Anything but Ramen: Corned beef hash gone awry

Food Columinst Aaron Pellish on what happened when he was so tired and hungry he threw a bunch of food in a pot and prayed it would work out

Sometimes you take a nap, wake up and feel like a million dollars. You feel energized, alert and ready to take on any and all challenges that come in front of you. Sometimes, when you wake up from a nap, you instantly harness the energy that naturally comes from doing nothing for a couple of hours.

But sometimes, that doesn’t happen at all.

Sometimes, you wake up from a nap feeling like somebody whacked you in the head and put steel in your eyelids while you were sleeping. Sometimes, when naps go horribly wrong, you find yourself feeling more tired than before, even though you have to go take care of responsibilities and all of the other stuff that comes with being a decently functional human.
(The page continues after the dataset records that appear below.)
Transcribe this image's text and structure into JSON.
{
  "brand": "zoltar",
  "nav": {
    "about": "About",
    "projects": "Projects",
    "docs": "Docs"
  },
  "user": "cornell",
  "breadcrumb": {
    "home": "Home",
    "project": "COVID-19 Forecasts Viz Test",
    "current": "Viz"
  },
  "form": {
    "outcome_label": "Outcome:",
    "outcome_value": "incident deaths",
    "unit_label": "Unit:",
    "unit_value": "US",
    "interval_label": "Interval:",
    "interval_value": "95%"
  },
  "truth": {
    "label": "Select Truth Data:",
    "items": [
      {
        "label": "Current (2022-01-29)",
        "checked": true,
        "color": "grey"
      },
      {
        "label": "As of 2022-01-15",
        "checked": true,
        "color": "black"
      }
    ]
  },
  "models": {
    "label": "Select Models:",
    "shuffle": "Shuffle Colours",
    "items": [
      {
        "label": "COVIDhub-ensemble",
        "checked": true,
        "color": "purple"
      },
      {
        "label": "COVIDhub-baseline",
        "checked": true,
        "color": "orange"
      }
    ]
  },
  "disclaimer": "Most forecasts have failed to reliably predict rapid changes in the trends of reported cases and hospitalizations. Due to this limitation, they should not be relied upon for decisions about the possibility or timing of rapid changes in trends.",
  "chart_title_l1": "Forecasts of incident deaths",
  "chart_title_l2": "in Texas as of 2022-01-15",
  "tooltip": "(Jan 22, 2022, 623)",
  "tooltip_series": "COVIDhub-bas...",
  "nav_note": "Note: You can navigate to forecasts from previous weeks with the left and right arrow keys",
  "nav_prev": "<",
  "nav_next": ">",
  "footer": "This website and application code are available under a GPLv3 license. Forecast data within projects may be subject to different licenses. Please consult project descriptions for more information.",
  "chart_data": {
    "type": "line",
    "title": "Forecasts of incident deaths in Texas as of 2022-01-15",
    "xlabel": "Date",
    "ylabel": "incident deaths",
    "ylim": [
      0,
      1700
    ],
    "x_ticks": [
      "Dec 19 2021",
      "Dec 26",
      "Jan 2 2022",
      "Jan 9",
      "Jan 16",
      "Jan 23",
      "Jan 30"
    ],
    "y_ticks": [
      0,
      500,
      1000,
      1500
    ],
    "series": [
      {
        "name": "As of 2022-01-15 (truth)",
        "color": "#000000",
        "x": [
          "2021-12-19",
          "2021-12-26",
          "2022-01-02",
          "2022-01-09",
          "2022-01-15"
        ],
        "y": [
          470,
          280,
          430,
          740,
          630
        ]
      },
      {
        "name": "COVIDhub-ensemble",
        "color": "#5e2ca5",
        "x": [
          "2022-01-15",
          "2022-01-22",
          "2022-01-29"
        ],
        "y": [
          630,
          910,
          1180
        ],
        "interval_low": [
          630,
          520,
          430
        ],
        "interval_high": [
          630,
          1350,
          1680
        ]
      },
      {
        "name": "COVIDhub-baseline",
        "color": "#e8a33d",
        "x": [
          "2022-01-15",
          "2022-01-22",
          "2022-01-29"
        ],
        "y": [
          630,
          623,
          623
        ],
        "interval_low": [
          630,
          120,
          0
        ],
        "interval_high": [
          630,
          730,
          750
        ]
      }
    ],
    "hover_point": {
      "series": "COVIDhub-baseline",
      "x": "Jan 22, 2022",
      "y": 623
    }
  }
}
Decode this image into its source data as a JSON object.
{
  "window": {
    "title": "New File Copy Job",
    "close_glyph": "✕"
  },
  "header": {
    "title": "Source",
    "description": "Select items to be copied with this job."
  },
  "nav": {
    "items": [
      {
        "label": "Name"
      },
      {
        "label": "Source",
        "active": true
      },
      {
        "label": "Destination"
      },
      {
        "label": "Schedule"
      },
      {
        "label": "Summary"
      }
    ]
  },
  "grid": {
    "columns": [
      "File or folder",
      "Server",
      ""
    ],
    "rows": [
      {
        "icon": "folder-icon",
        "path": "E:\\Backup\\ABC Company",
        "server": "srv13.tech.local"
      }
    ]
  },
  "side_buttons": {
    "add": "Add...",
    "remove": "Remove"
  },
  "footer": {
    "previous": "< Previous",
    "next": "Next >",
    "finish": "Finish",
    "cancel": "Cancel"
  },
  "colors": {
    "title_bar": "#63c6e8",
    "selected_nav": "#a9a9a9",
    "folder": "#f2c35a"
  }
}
The other day, I woke up from a nap for some reason. I’m not sure why I woke up, but I knew that I couldn’t go back to sleep once I did. I also knew that I was massively drowsy and needed something to pick my energy up so I could carry on living my life without fearing I would pass out at any moment. I needed some quick, tasty fuel.

I decided to try and make corned beef hash, because meat and potatoes are like the Jay-Z and Beyoncé of food pairings. They are reliable, consistently wonderful no matter how you look at them and they are as amazing together as they are apart. The only problem was that I didn’t have any meat or potatoes, which meant I had to make the dreaded late-night trip to Walmart to buy groceries.

With a now insatiable craving for corned beef hash, I drove to Walmart in the pouring rain to pick up some corned beef and potatoes. Unfortunately, I didn’t spend enough time looking for actual corned beef because I was too hungry (Never shop for food when you’re hungry. Don’t do it. It’s a disaster waiting to happen.), which meant I ended up using what Walmart called “Stew Meat,” which is just large chunks of beef that I guess works well for stews.

Without thinking, I bought the stew meat, some potatoes, a can of beef broth and some vegetables as I was instructed to do by my recipe and swerved home in the pouring rain.

The recipe I was using made six servings of corned beef hash, which didn’t actually register in my brain until I tried to put six diced potatoes in a frying pan and ended up with loose potatoes all over my kitchen.

I decided to cut all of my recipe in half because I was extremely hungry and a bit delusional due to my post-nap exhaustion. I put a whole bunch of potatoes, some meat, some vegetables and the whole can of beef broth into a large pot so they could fry together (and eventually get in my belly together).

I was bound to screw up this dish as soon as I made the decision to drive to Walmart in the pouring rain just to fulfill my craving for an obscure way to cook meat and potatoes. I intuitively knew that from the beginning. So when I realized that the amount of beef broth I put in my dish turned it from a potential breakfast dish into an actual, full-on meat and potatoes stew, I took it with a surprising amount of composure. I was extremely hungry, and it’s nearly impossible to mess up meat and potatoes unless you make the culinary equivalent of that picture of Jay-Z diving into a pool like an awkward, overweight grandfather.

I continued cooking my stew until it looked like it was time to eat it because I was no longer bound by the rules of a recipe. I threw some in a bowl, put a whole bunch of hot sauce on it and wolfed it down like I planned to make a stew the whole time. When I was done, I fell asleep on my couch, and I woke up feeling better than ever.

I don’t know if it was the accidental stew that revitalized me or if it was my weird dream that involved Beyoncé’s next child looking like Mr. Potato Head, but I’d like to think my stew did its job.